83rd Annual

Tuesday, 11 February 2003
Impact of ENSO on Snowpack over the Western United States: A GCM Study
Jiming Jin, Lawrence Berkeley National Laboratory, University of California, Berkeley, CA; and N. L. Miller, S. Sorooshian, and X. Gao
Poster PDF (187.4 kB)
A 45-year output from the National Center for Atmospheric Research (NCAR) Community Climate Model version 3 (CCM3) and the reanalysis data from the National Centers for Environmental Prediction over the same period are used to study the relationship between the variations of tropical Pacific sea surface temperature (SST) and snowpack anomalies over the western U.S. Although the resulting snow cover patterns are similar for both simulations and observations over the northwestern U.S., the reasons are different.

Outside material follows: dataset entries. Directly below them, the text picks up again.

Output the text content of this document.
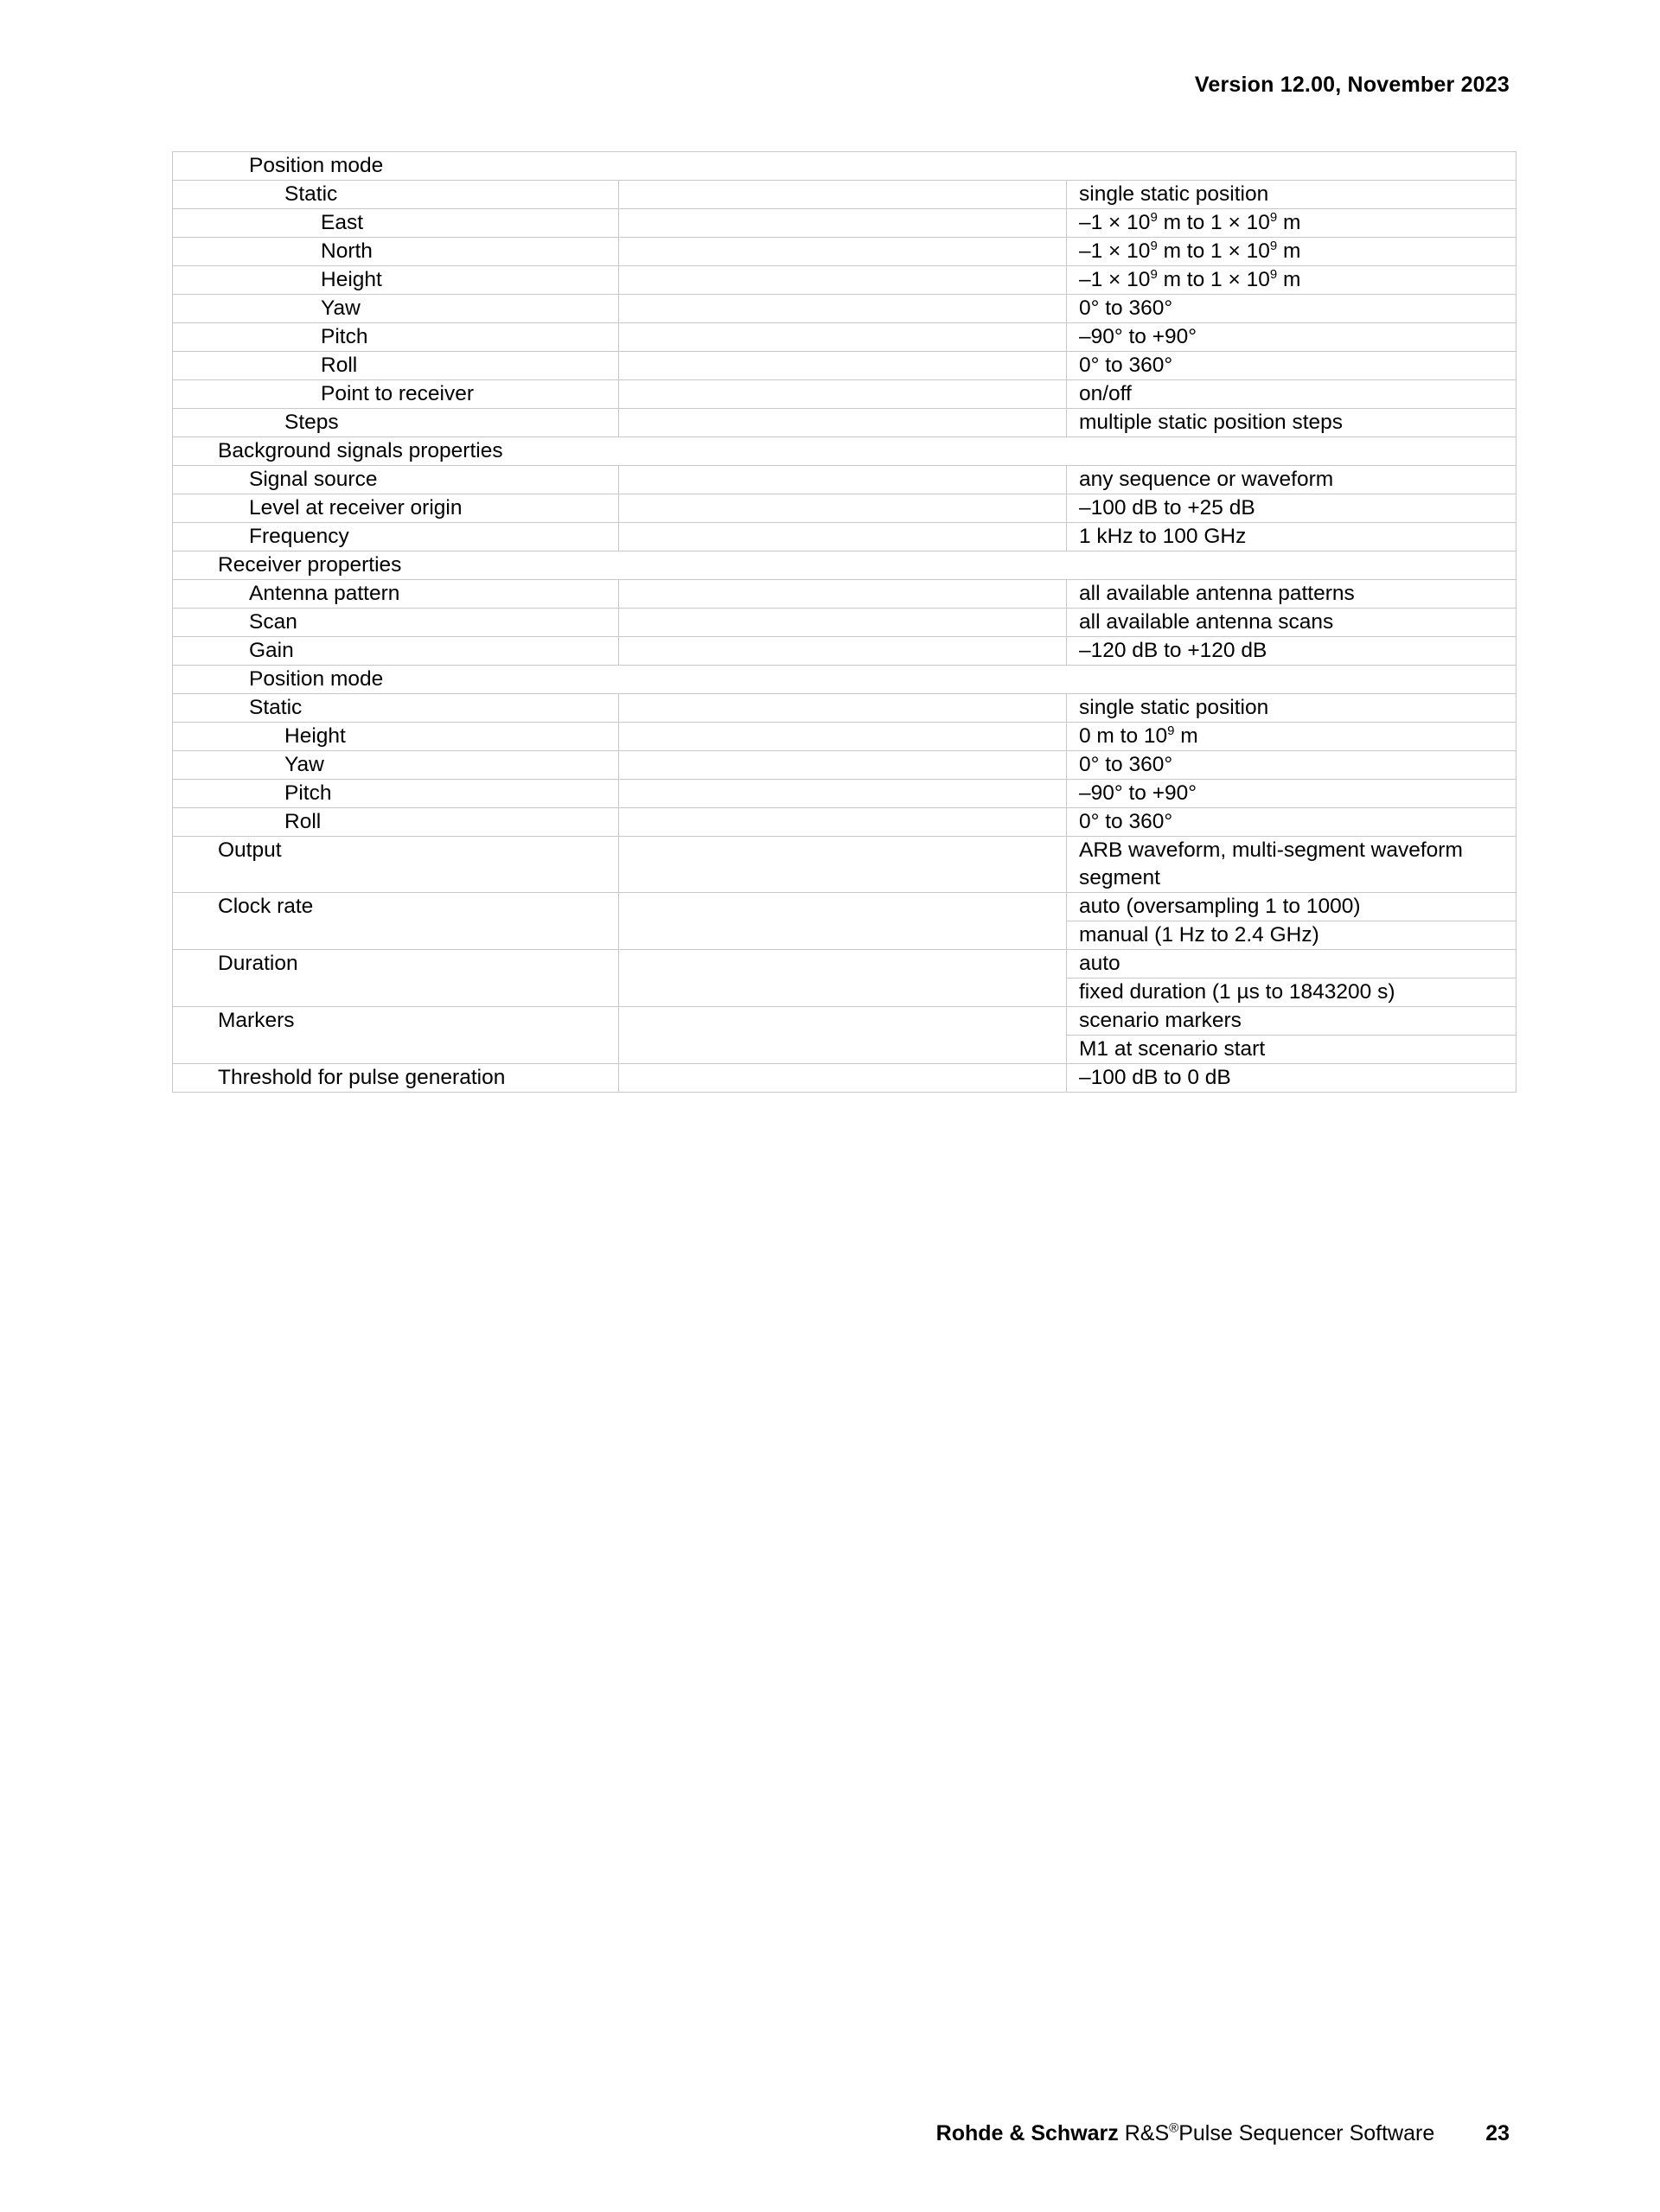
Version 12.00, November 2023
Position mode		
Static		single static position
East		$-1 \times 10^9$ m to $1 \times 10^9$ m
North		$-1 \times 10^9$ m to $1 \times 10^9$ m
Height		$-1 \times 10^9$ m to $1 \times 10^9$ m
Yaw		0° to 360°
Pitch		–90° to +90°
Roll		0° to 360°
Point to receiver		on/off
Steps		multiple static position steps
Background signals properties		
Signal source		any sequence or waveform
Level at receiver origin		–100 dB to +25 dB
Frequency		1 kHz to 100 GHz
Receiver properties		
Antenna pattern		all available antenna patterns
Scan		all available antenna scans
Gain		–120 dB to +120 dB
Position mode		
Static		single static position
Height		0 m to $10^9$ m
Yaw		0° to 360°
Pitch		–90° to +90°
Roll		0° to 360°
Output		ARB waveform, multi-segment waveform segment
Clock rate		auto (oversampling 1 to 1000)
		manual (1 Hz to 2.4 GHz)
Duration		auto
		fixed duration (1 µs to 1843200 s)
Markers		scenario markers
		M1 at scenario start
Threshold for pulse generation		–100 dB to 0 dB
Rohde & Schwarz R&S®Pulse Sequencer Software 23
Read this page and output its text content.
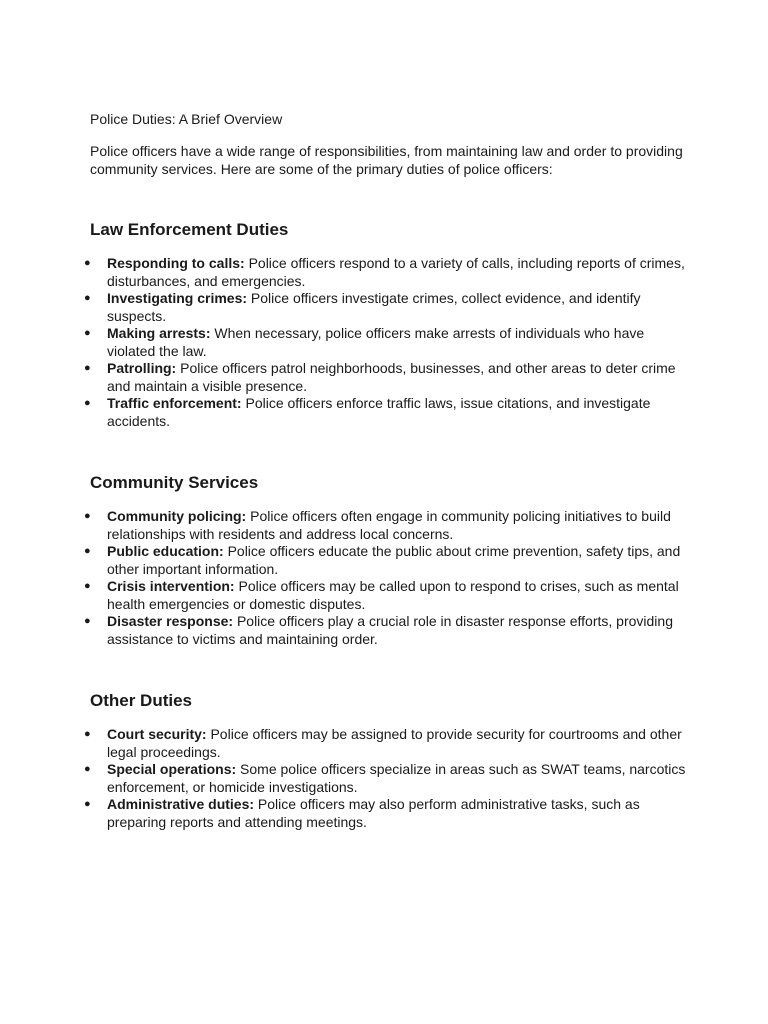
Police Duties: A Brief Overview

Police officers have a wide range of responsibilities, from maintaining law and order to providing community services. Here are some of the primary duties of police officers:

Law Enforcement Duties
● Responding to calls: Police officers respond to a variety of calls, including reports of crimes, disturbances, and emergencies.
● Investigating crimes: Police officers investigate crimes, collect evidence, and identify suspects.
● Making arrests: When necessary, police officers make arrests of individuals who have violated the law.
● Patrolling: Police officers patrol neighborhoods, businesses, and other areas to deter crime and maintain a visible presence.
● Traffic enforcement: Police officers enforce traffic laws, issue citations, and investigate accidents.
Community Services
● Community policing: Police officers often engage in community policing initiatives to build relationships with residents and address local concerns.
● Public education: Police officers educate the public about crime prevention, safety tips, and other important information.
● Crisis intervention: Police officers may be called upon to respond to crises, such as mental health emergencies or domestic disputes.
● Disaster response: Police officers play a crucial role in disaster response efforts, providing assistance to victims and maintaining order.
Other Duties
● Court security: Police officers may be assigned to provide security for courtrooms and other legal proceedings.
● Special operations: Some police officers specialize in areas such as SWAT teams, narcotics enforcement, or homicide investigations.
● Administrative duties: Police officers may also perform administrative tasks, such as preparing reports and attending meetings.
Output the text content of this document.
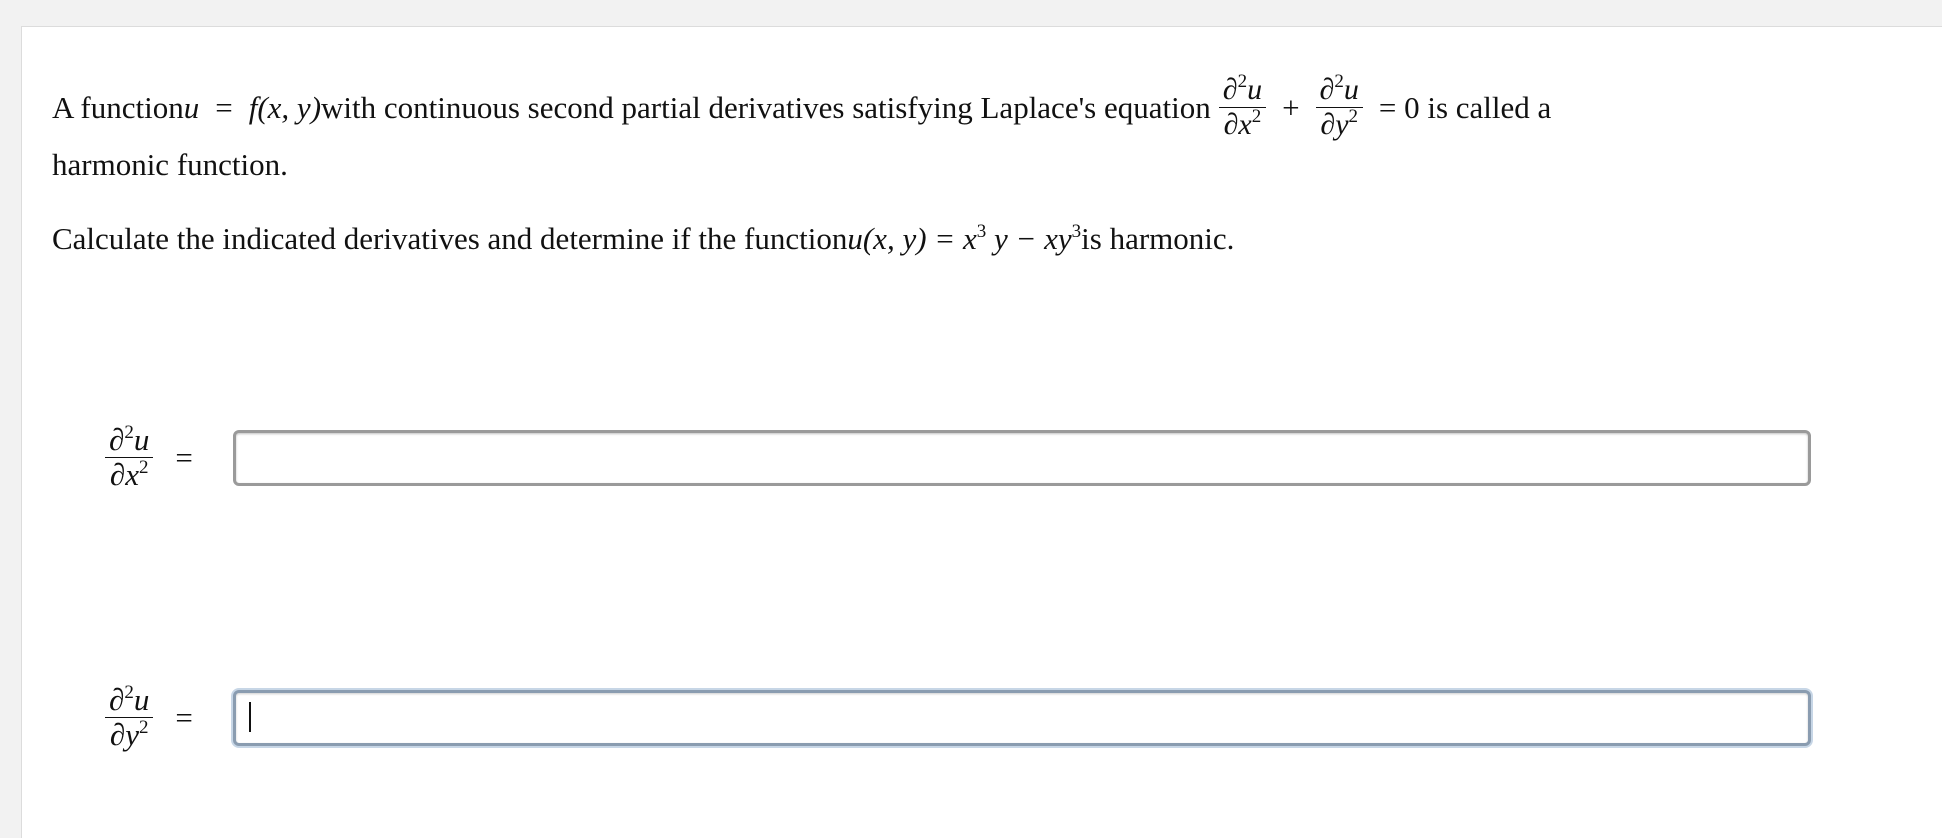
A function u = f(x, y) with continuous second partial derivatives satisfying Laplace's equation $\frac{\partial^2u}{\partial x^2} + \frac{\partial^2u}{\partial y^2} = 0$ is called a
harmonic function.
Calculate the indicated derivatives and determine if the function u(x, $y) = x^3$ $y - xy^3$ is harmonic.
$\frac{\partial^2u}{\partial x^2}$ =
$\frac{\partial^2u}{\partial y^2}$ =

The observed anomalous snow patterns were caused by the winter precipitation variability which was associated with El Niņo-Southern Oscillation (ENSO), while the simulated snow patterns resulted from the temperature variations due to atmospheric model biases. These biases were caused by unrealistic surface heat flux transfer over the North Pacific ocean and the coarse convective scheme used in CCM3. Meanwhile, the positive snowpack anomalies over the southwestern U.S. that resulted from the stronger precipitation were associated with the warm phase of ENSO, which was consistent with the observed processes. However, the negative snowpack anomalies for both simulations and observations were attributed to exaggerated local precipitation in fall and appear to have no connection with SSTs.